I almost had a throwdown with two 17-year-old bitches yesterday.
Okay, not really a throwdown because I prescribe more to the Gandhi school of thought and I don't think I've hit anyone since my sister Brigid and I got into a fight over a purple mohair sweater in 1992. But last night I was about two seconds away from letting the Z snaps fly -Oh, nah, Girl. No you dihnt! all because a pair of twirps in matching, cotton strapless American Apparel dresses tried to cut in line at the restroom.
You see, I am a purist in the sense of manners and politeness.
I have an Emily Post book on my bookshelf and my mother started weaning me from acting like a Goop at a young age. I know all about the silverware on the table, how to actually use it without looking like I'm eating at a truckstop on I-68 outside of Morgantown, West Virginia and I am hard core about sending notes of thanks after receiving gifts.
Oh, and I -love- to say Please and Thank You. Big time.
So cutting in line is one thing I don't tolerate. Especially when it happens to me.
Last night everybody and their mother decided to go to Riverbend for the Dave Matthews Band concert. The night was a sweaty mess of body odors, drunk girls and people trying to be cooler than everybody else. Lots of popped collars, Reef sandals and cargo shorts.
I did my part to join the club, downing a few choice cold beers in the parking lot (Blue Moons sans orange slices) and decided I wanted to void body cavity number one before Dave and friends took to the stage.
Ohmygod the line for the restroom was about as long as the checkout lane at Wal-Mart 5 minutes before closing time.
Naturally, I was one of the older chicks waiting for the bathroom, but not the oldest. The woman in front of me probably had six or seven years on me, firmly planted in her mid to late 30s. We were surrounded by the young, the nubile, the stupid. There we were Old Girl and me, waiting and waiting until a gaggle of these Screaming Mimis hopped over us in line to stand next to a chick they knew. She was a bit older but apparently knew these little girls from high school. It was obvious she was the one who apparently went on to college - the little girls still had a few years before they'd be celebrating with pints of Peach Schnapps (kids don't drink wine coolers anymore, do they?) at Project Graduation. The reunion was pretty much what you'd expect - lots of screaming, hugging, air kisses and other obnoxious pleasantries that grate on me like a new, shiny microplane on a fresh lemon.
Old Girl turned around to me and said, "So. What do you think these girls are doing?" Eyebrow raised. Lips pursed. She and I were openly discussing the tween set's secret maneuver to pee before us. And I wasn't having any of it.
"Uh, you've probably never seen a preppie fight before, but I'm ready to throw down."
The older, cooler, College tween shot us a look of frustration and bewilderment I don't know what's going on here!

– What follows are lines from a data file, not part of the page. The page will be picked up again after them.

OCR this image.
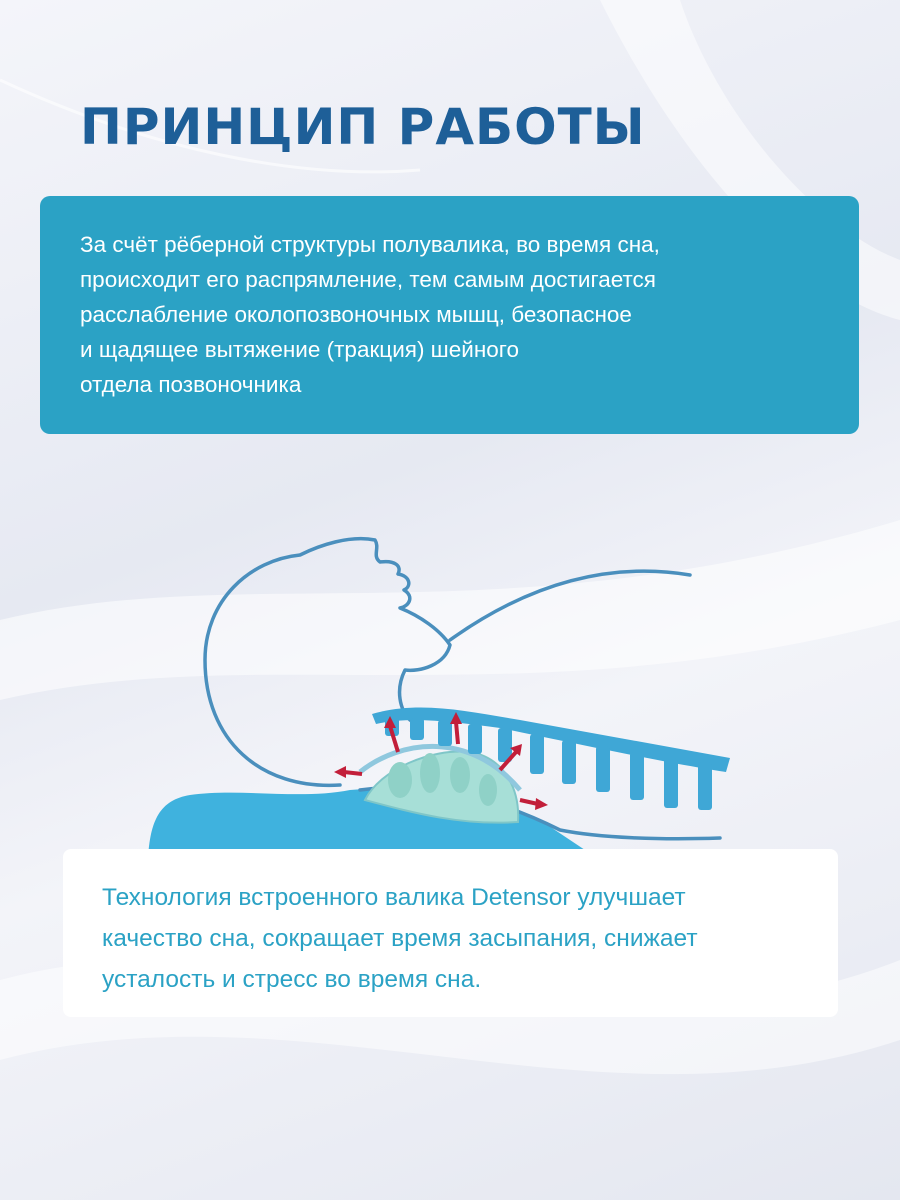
ПРИНЦИП РАБОТЫ
За счёт рёберной структуры полувалика, во время сна,
происходит его распрямление, тем самым достигается
расслабление околопозвоночных мышц, безопасное
и щадящее вытяжение (тракция) шейного
отдела позвоночника
Технология встроенного валика Detensor улучшает
качество сна, сокращает время засыпания, снижает
усталость и стресс во время сна.
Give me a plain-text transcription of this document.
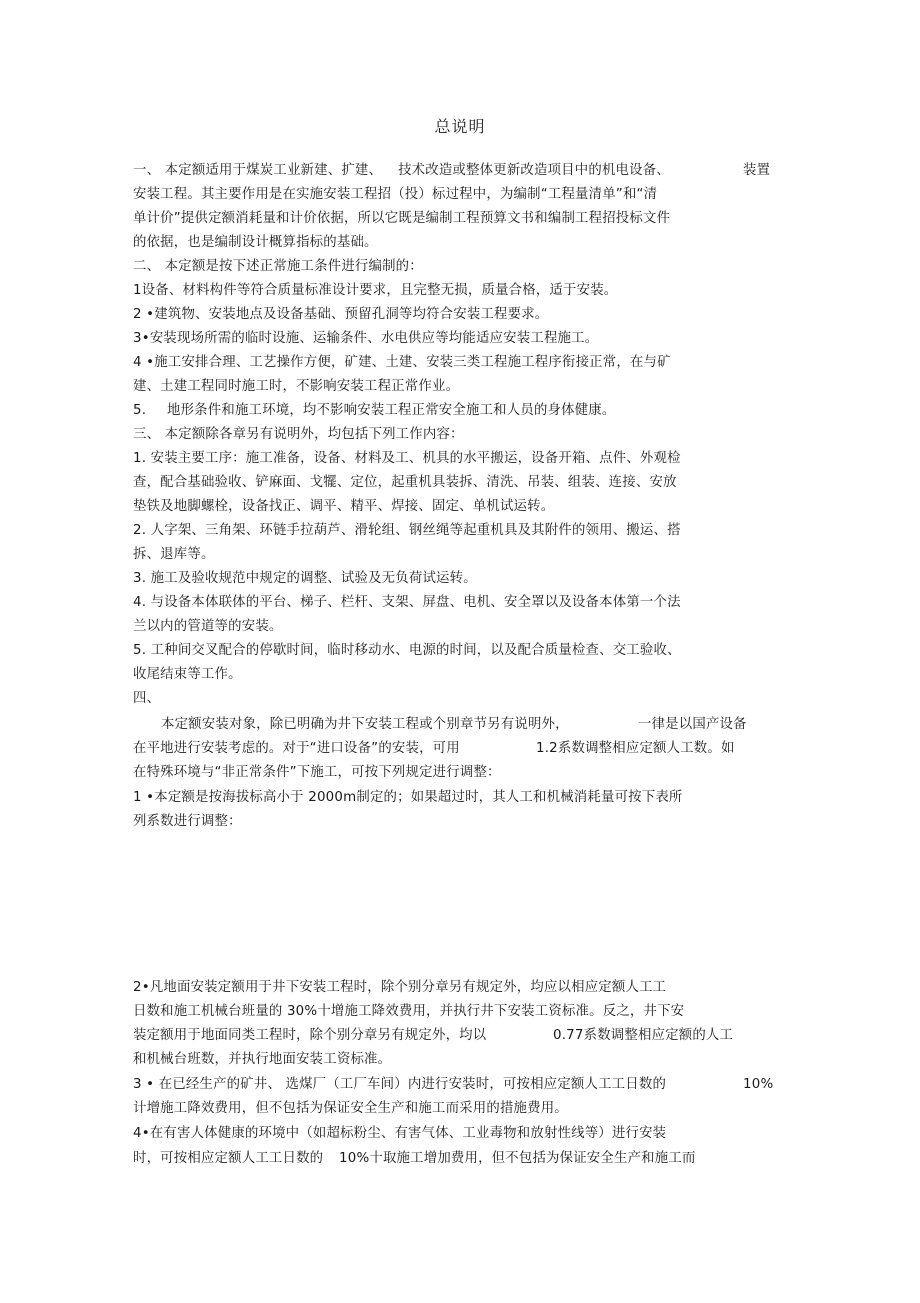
总说明
一、 本定额适用于煤炭工业新建、扩建、 技术改造或整体更新改造项目中的机电设备、	装置
安装工程。其主要作用是在实施安装工程招（投）标过程中，为编制“工程量清单”和“清
单计价”提供定额消耗量和计价依据，所以它既是编制工程预算文书和编制工程招投标文件
的依据，也是编制设计概算指标的基础。
二、 本定额是按下述正常施工条件进行编制的：
1设备、材料构件等符合质量标准设计要求，且完整无损，质量合格，适于安装。
2 •建筑物、安装地点及设备基础、预留孔洞等均符合安装工程要求。
3•安装现场所需的临时设施、运输条件、水电供应等均能适应安装工程施工。
4 •施工安排合理、工艺操作方便，矿建、土建、安装三类工程施工程序衔接正常，在与矿
建、土建工程同时施工时，不影响安装工程正常作业。
5. 地形条件和施工环境，均不影响安装工程正常安全施工和人员的身体健康。
三、 本定额除各章另有说明外，均包括下列工作内容：
1. 安装主要工序：施工准备，设备、材料及工、机具的水平搬运，设备开箱、点件、外观检
查，配合基础验收、铲麻面、戈犤、定位，起重机具装拆、清洗、吊装、组装、连接、安放
垫铁及地脚螺栓，设备找正、调平、精平、焊接、固定、单机试运转。
2. 人字架、三角架、环链手拉葫芦、滑轮组、钢丝绳等起重机具及其附件的领用、搬运、搭
拆、退库等。
3. 施工及验收规范中规定的调整、试验及无负荷试运转。
4. 与设备本体联体的平台、梯子、栏杆、支架、屏盘、电机、安全罩以及设备本体第一个法
兰以内的管道等的安装。
5. 工种间交叉配合的停歇时间，临时移动水、电源的时间，以及配合质量检查、交工验收、
收尾结束等工作。
四、
本定额安装对象，除已明确为井下安装工程或个别章节另有说明外，	一律是以国产设备
在平地进行安装考虑的。对于“进口设备”的安装，可用	1.2系数调整相应定额人工数。如
在特殊环境与“非正常条件”下施工，可按下列规定进行调整：
1 •本定额是按海拔标高小于 2000m制定的；如果超过时，其人工和机械消耗量可按下表所
列系数进行调整：
2•凡地面安装定额用于井下安装工程时，除个别分章另有规定外，均应以相应定额人工工
日数和施工机械台班量的 30%十增施工降效费用，并执行井下安装工资标准。反之，井下安
装定额用于地面同类工程时，除个别分章另有规定外，均以	0.77系数调整相应定额的人工
和机械台班数，并执行地面安装工资标准。
3 • 在已经生产的矿井、 选煤厂（工厂车间）内进行安装时，可按相应定额人工工日数的	10%
计增施工降效费用，但不包括为保证安全生产和施工而采用的措施费用。
4•在有害人体健康的环境中（如超标粉尘、有害气体、工业毒物和放射性线等）进行安装
时，可按相应定额人工工日数的 10%十取施工增加费用，但不包括为保证安全生产和施工而
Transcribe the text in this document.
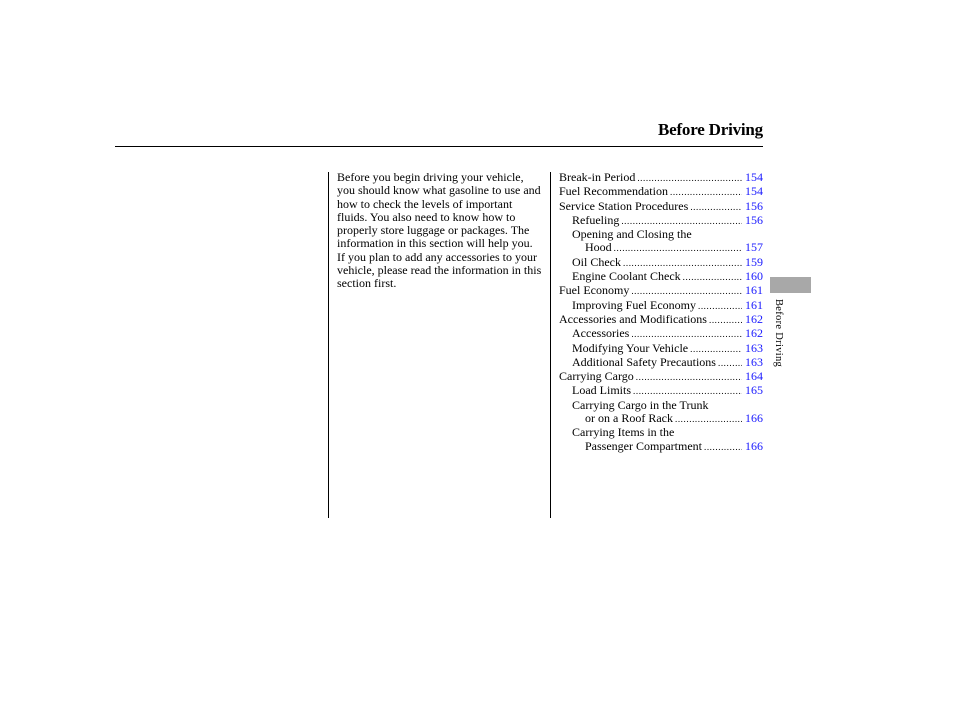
Before Driving

Before you begin driving your vehicle, you should know what gasoline to use and how to check the levels of important fluids. You also need to know how to properly store luggage or packages. The information in this section will help you. If you plan to add any accessories to your vehicle, please read the information in this section first.

Break-in Period .....	154
Fuel Recommendation .....	154
Service Station Procedures .....	156
Refueling .....	156
Opening and Closing the
Hood .....	157
Oil Check .....	159
Engine Coolant Check .....	160
Fuel Economy .....	161
Improving Fuel Economy .....	161
Accessories and Modifications .....	162
Accessories .....	162
Modifying Your Vehicle .....	163
Additional Safety Precautions ..... 163
Carrying Cargo .....	164
Load Limits .....	165
Carrying Cargo in the Trunk
or on a Roof Rack .....	166
Carrying Items in the
Passenger Compartment .....	166
Before Driving
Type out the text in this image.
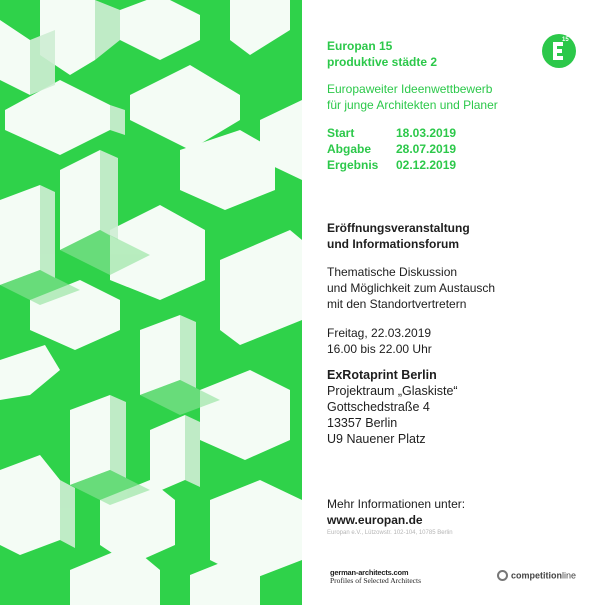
Europan 15
produktive städte 2
Europaweiter Ideenwettbewerb
für junge Architekten und Planer
Start	18.03.2019
Abgabe 28.07.2019
Ergebnis 02.12.2019
Eröffnungsveranstaltung
und Informationsforum
Thematische Diskussion
und Möglichkeit zum Austausch
mit den Standortvertretern
Freitag, 22.03.2019
16.00 bis 22.00 Uhr
ExRotaprint Berlin
Projektraum „Glaskiste“
Gottschedstraße 4
13357 Berlin
U9 Nauener Platz
Mehr Informationen unter:
www.europan.de
Europan e.V., Lützowstr. 102-104, 10785 Berlin
15
german-architects.com
Profiles of Selected Architects	competitionline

I am sooo not a part of their group! Really! Ohmigod!
The little girls bubbled on without acknowledging the fray that was moments from unraveling before us.
Old Girl sharply turned to the gaggle of giggling girls, "What's going on here?" Who responded with their not-so-innocent-but-more-assertive-in-their-first-foray-in-adult-conflict, "We're in line to pee."
The deafening silence that followed was the exclamation point of the moment, until I looked down (at 5'8", I towered over the little girls, even in my sandals) with a terse "Yeah. And you were behind us."
The scrappy one of the American Apparel pair looked up at me, hair askew and held back in a haphazard pony tail, and delivered the best come-back she had.
As much as I would have loved to have responded with an Uh-huh, I stood firm with my chorus of "Yeah, you were behind us."
Old Girl nodded her head, eyes squinting and chin jutted out.
Cool College Girl was getting flustered. Stand with them and look like another tween. Stand with us and be mature about things, but lose her air of coolness.
Ah, but she's a smart girl, that Cool College Girl (who apparently is going in to her Sophomore year at The University of Kentucky. Smart girl, indeed).
"Just get behind them. (Raising hand in talk-to-the-hand pose) Just get behind them."
Cool College Girl turned to Old Girl and me, apologizing for her little girls and all their big shortcomings.
I think maybe she learned a lesson that night.
Being rude isn't cool. Even when you're dressed to the nines and travel in packs like rabid wolves.
Sometimes I wish other mothers made manners a priority like my mom did. There's something about being genteel and kind and knowing one's place in this world. Manners are an important tool to peacefully co-exist with the rest of society. Manners are about respect and patience and dignity. I just wish more people felt the same way about etiquette.